Thank you so much for your input @GutHend I really appreaciate it.
Here’s your scientific proof:
Sorry, you hit my grammarian nerve. I know what you are saying but it sounds like none are welcome.
“People of all faiths, or none, are welcome!”
We lived in Poland in the early 80’s (time of Solidarity and Martial Law) and our two best friends were a Polish/American gay male couple. Warsaw was pretty liberal in those days but our friends were extremely amused when the 4 of us went on holiday to the more conservative South … they were handed the keys to their room without a blink but I was held back and questioned for quite a time because they suspected I was my husband’s “lady for the night”! Actually I was quite flattered as most Polish hookers were much more glamorous and better-dressed than me!
I am also of an age to remember when unmarried couples in the UK had to buy brass curtain rings and remember that they were Mr and Mrs Smith when they wanted to book into a B&B.
I sometimes wonder if I am on a Pink List somewhere as I seem to have a higher percentage than would be normal.
I would not want to list as particularly anything friendly, nor would I want to stay somewhere that focussed on a particular subset.
The way cats seem to be drawn to those who are allergic or don’t care for them.
I dont care either way, found them good guests, better than average. Obviously you can never be certain anyway, well a few times people have made a point which I thought was odd, none of my business.
I’ve put “gay friendly” and “LGBT friendly” in the description of my listings, but now Airbnb has removed keyword search, so I guess it doesn’t help much. And “gay friendly” or similar is not an option in the detailed filter search either.
I really miss the keyword search:
It’s apparently been gone for some time.
except that I said “and”, not “or”, so it can only have one meaningful interpretation. I too have grammar issues
You’ve counter-hit my grammarian, and boolean logic, nerve!
I’d endorse @JamJerrupSunset 's wording:
it is about people of faiths (A + B + C + X) where X = none.
What @KIKC 's sentence could suggest is either someone has all faiths at the same time (A + B + C) or none. It could lead to specious deductions like People of some faiths are not welcome!
As a none English speaker I find the small discussion you are having quite interesting, also because I think the original sentence leaves room for confusion. To cause less confusion would it be a solution to say:
“People of none and all faiths are welcome.” ???

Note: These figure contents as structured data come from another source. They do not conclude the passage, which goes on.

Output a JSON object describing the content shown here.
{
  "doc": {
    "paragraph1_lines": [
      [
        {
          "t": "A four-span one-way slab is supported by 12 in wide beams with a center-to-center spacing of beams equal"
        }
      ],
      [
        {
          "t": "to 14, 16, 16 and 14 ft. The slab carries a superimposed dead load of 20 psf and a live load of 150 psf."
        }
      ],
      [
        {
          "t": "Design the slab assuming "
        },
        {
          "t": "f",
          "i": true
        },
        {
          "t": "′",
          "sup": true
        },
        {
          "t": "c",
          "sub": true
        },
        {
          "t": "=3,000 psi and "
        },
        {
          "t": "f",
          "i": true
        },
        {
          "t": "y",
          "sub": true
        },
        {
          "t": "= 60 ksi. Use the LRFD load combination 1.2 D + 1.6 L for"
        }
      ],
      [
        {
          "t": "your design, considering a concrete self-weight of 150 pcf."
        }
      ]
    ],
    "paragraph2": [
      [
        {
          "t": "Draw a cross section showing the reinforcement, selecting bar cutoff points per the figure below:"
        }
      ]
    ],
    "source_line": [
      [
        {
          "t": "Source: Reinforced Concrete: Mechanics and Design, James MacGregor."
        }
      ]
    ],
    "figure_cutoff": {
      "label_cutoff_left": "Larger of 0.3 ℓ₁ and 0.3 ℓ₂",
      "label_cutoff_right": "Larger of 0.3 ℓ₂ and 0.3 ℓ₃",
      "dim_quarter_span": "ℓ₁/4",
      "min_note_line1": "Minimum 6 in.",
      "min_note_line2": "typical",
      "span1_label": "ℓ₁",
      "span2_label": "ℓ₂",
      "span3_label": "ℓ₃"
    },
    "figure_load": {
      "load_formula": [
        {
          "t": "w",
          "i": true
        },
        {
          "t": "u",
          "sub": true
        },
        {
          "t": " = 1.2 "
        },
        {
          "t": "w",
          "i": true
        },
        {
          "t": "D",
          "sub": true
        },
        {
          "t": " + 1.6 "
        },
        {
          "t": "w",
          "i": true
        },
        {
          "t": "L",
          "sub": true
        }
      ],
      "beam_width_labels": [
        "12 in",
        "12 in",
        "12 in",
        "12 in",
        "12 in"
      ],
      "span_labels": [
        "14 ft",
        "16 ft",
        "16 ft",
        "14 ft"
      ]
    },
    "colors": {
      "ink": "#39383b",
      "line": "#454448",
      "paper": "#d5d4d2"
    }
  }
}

I agree that the wording, “People of all faiths and none are welcome.” is confusing even to a native English speaker. I think your wording is just as confusing. Here is what I put in my listing under Other Things to Note:
“This should go without saying as it’s common decency, but in light of recent political developments we’re saying it: we welcome guests of all abilities (as long as we are able to provide necessary accommodations), ethnicities, nationalities, religious beliefs or non-beliefs, sexual orientations, gender identities and ages.”
The words “all faiths and none” have entered usage as a set phrase - a bit like those Shakespearean or Churchillian ones that are always said in that order.
It’s a bit like saying ‘last but not the least’, ‘without let or hindrance’ (let means hindrance), ‘law and order’ (nobody says order and law) and so on and so forth!
I confirmed this by doing a quick web search on the phrase:
You’ll find a great many web pages with this phrase in their title or even part of the URL. I even found an acronym definition for it - AFAN!!
Blimey, even the Church of England have an ‘afan handbook’!!
https://www.churchofengland.org/media/1123577/afan teachers handbook.pdf
So the reason ‘people of all faiths and none are welcome’ works is because we (English-speakers) subconsciously take in those words as a single semantic unit - As if you could say ‘we are AFAN+’!
If you’ve done any computer programming, you might notate it thus:
(people (of all faiths and none)) are welcome
Only when you starting dissecting the actual wording of the original sentence used above ignoring or oblivious to its idiomatic history do you start doubting its grammatical validity.
I would still take on board the objection @KIKC had about ‘… none are welcome’ - maybe you could say ‘We welcome people of all faiths and none’ - after all this is better expressed actively rather than passively.
Yes, I like this one a lot ! This is much clearer !
Thanks for the rest of the explanation, very interesting .
I’m guessing you’re a Spanish speaker. Just looked up to see if there was a Spanish equivalent of this, but looks like there’s none. You can see the English phrase come up quite often:
But of course, Spanish has its fair share of similar common phrases, though I can’t remember any at the moment, perdóname!
No, actually I’m Belgian and speak Dutch (and a few other languages). I don’t know what reasoning I had to make this account under my hubbies name: We do the AirBnB thing together. Maybe I signed up with our “business” gmail that has his name on it.
Aah, je ben vlaamse! I went by the name of course, Gutiérrez.
How about “people of no faith are welcome and the the rest are tolerated?”
I’m joking but I’ve seen a number of listings where the host thinks it’s quite important to mention their religious faith in the listing but none where the host boasts of their non-faith. I’m looking for a way to stand out in the crowd.
I am an ordained Pastafarian Minister but have left that nugget of info our of my listing. Maybe I will rethink that.